评:-a用在shell里,最多用的还是-M fast。 -
查看实例配置和状态
select * from gp_configuration order by 1 ;
主要字段说明:
Content:该字段相等的两个实例,是一对P(primary instance)和M(mirror
Instance)
Isprimary:实例是否作为primary instance 运行
Valid:实例是否有效,如处于false 状态,则说明该实例已经down 掉。
Port:实例运行的端口
Datadir:实例对应的数据目录 -
gpstate :显示Greenplum数据库运行状态,详细配置等信息
常用可参数:-c:primary instance 和 mirror instance 的对应关系
-m:只列出mirror 实例的状态和配置信息
-f:显示standby master 的详细信息
-Q:显示状态综合信息
该命令默认列出数据库运行状态汇总信息,常用于日常巡检。
评:最开始由于网卡驱动的问题,做了mirror后,segment经常down掉,用-Q参数查询综合信息还是比较有用的。 -
查看用户会话和提交的查询等信息
select * from pg_stat_activity 该表能查看到当前数据库连接的IP 地址,用户名,提交的查询等。另外也可以在master 主机上查看进程,对每个客户端连接,master 都会创建一个进程。ps -ef |grep -i postgres |grep -i con
评:常用的命令,我经常用这个查看数据库死在那个sql上了。 -
查看数据库、表占用空间
select pg_size_pretty(pg_relation_size(‘schema.tablename’));
select pg_size_pretty(pg_database_size(‘databasename’));
必须在数据库所对应的存储系统里,至少保留30%的自由空间,日常巡检,要检查存储空间的剩余容量。

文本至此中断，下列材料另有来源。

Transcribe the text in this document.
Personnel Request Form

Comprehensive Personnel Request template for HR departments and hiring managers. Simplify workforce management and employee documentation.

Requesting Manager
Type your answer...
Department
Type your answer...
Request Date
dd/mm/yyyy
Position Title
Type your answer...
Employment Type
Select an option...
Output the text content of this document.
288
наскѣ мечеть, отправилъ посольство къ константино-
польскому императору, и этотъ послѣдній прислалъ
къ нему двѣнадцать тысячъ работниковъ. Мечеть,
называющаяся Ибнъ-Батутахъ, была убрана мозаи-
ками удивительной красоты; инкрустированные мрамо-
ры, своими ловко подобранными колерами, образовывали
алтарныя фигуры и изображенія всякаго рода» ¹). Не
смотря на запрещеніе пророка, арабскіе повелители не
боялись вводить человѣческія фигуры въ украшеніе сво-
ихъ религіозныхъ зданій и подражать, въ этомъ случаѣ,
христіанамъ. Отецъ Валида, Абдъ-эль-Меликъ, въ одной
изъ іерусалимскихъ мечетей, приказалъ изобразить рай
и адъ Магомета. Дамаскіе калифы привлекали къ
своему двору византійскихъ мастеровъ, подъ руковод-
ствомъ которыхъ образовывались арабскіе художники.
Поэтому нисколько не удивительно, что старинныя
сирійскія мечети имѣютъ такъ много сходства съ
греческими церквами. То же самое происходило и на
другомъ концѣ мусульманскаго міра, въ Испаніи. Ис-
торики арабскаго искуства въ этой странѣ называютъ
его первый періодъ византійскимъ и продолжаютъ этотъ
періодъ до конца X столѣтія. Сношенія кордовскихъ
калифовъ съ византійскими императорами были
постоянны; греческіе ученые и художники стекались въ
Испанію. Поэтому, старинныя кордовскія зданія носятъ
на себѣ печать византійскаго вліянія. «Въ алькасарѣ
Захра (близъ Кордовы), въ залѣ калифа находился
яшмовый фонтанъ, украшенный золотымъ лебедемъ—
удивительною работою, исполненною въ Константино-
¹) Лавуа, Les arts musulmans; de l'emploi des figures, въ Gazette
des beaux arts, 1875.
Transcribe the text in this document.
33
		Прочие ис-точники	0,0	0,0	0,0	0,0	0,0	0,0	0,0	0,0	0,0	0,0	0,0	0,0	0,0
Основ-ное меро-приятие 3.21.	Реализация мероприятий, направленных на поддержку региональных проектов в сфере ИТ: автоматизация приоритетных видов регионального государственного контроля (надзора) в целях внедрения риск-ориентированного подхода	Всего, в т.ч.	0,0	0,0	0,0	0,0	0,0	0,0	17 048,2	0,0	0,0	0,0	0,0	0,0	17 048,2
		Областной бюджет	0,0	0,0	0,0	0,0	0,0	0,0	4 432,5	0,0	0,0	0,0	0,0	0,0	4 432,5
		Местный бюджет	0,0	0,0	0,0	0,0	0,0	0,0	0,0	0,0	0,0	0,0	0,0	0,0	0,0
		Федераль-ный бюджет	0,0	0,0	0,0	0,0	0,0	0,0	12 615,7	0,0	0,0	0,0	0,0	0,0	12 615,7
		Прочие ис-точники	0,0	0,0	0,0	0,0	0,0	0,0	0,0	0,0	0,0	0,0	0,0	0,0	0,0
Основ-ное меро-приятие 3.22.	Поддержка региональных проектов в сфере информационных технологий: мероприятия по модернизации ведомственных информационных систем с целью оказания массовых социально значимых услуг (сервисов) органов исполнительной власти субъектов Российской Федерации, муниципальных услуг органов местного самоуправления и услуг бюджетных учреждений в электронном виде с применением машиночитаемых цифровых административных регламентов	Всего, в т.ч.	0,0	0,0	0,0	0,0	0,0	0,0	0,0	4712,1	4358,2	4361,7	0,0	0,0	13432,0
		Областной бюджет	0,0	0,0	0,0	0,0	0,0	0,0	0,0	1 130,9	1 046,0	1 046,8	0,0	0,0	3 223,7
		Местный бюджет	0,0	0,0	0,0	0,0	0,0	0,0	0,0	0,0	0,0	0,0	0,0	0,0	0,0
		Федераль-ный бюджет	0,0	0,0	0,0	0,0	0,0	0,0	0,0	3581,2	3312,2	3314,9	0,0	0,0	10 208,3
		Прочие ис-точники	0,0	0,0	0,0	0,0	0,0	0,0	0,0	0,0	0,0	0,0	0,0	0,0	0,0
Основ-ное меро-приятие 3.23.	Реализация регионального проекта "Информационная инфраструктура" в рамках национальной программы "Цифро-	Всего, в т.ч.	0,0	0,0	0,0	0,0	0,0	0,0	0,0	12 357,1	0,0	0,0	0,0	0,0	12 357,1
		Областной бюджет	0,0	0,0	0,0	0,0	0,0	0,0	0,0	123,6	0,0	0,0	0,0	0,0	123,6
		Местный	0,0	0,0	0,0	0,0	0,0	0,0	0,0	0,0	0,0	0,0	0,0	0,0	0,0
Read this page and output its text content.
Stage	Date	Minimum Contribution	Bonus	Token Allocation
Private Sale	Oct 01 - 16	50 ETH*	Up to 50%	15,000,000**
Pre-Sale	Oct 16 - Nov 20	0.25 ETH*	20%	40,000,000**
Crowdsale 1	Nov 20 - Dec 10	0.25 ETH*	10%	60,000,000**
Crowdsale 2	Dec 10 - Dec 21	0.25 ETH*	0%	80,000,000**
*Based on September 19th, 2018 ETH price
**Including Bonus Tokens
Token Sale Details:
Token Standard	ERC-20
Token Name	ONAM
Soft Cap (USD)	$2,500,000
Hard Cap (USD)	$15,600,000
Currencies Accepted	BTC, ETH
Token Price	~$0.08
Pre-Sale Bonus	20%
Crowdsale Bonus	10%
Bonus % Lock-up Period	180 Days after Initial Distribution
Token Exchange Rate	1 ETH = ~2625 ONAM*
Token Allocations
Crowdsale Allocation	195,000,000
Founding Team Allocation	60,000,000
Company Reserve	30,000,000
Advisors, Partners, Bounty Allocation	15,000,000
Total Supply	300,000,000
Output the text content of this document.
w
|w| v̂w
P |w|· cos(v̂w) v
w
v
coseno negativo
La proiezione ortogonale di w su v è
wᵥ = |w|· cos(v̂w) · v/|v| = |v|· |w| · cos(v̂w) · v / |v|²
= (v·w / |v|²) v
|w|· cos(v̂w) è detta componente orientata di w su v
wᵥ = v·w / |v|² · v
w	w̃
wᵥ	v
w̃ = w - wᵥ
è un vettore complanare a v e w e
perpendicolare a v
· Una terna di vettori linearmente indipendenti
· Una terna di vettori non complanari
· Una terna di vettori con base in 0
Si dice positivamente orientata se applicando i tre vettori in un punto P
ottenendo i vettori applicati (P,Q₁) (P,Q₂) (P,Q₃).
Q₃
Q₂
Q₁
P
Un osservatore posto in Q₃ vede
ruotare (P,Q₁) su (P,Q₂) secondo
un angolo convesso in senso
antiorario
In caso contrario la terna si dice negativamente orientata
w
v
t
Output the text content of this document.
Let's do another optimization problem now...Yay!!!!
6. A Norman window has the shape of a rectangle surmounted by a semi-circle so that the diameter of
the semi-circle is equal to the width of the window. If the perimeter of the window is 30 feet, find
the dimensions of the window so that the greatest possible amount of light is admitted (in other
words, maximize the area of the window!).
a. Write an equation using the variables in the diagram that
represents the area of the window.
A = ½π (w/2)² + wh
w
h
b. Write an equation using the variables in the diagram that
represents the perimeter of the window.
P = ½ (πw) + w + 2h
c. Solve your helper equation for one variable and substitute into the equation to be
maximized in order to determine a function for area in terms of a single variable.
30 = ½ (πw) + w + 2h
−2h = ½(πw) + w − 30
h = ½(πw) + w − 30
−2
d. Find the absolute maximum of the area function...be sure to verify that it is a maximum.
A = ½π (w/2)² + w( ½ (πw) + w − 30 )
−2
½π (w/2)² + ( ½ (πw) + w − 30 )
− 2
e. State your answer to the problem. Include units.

评:可以查看任何数据库对象的占用空间,pg_size_pretty可以显示如mb之类的易读数据,另外,可以与pg_tables,pg_indexes之类的系统表链接,统计出各类关于数据库对象的空间信息。 -
收集统计信息,回收空间
定期使用Vacuum analyze tablename 回收垃圾和收集统计信息,尤其在大数据量删除,导入以后,非常重要
评:这个说的不全面,vacuum分两种,一种是analize,优化查询计划的,还有一种是清理垃圾数据,postres删除工作,并不是真正删除数据,而是在被删除的数据上,坐一个标记,只有执行vacuum时,才会真正的物理删除,这个非常重用,有些经常更新的表,各种查询、更新效率会越来越慢,这个多是因为没有做vacuum的原因。 -
查看数据分布情况
两种方式:
l Select gp_segment_id,count(*) from tablename group by 1 ;
l 在命令运行:gpskew -t public.ate -a postgres
如数据分布不均匀,将发挥不了并行计算的优势,严重影响性能。
评:非常用,gp要保障数据分布均匀。 -
实例恢复:gprecoverseg
通过gpstate 或gp_configuration 发现有实例down 掉以后,使用该命令进行回复。 -
查看锁信息:
SELECT locktype, database, c.relname, l.relation, l.transactionid, l.transaction, l.pid, l.mode, l.granted, a.current_query
FROM pg_locks l, pg_class c, pg_stat_activity a
WHERE l.relation=c.oid AND l.pid=a.procpid
ORDER BY c.relname;
主要字段说明:
relname: 表名
locktype、mode 标识了锁的类型 -
explain:在提交大的查询之前,使用explain分析执行计划、发现潜在优化机会,避免将系统资源熬尽。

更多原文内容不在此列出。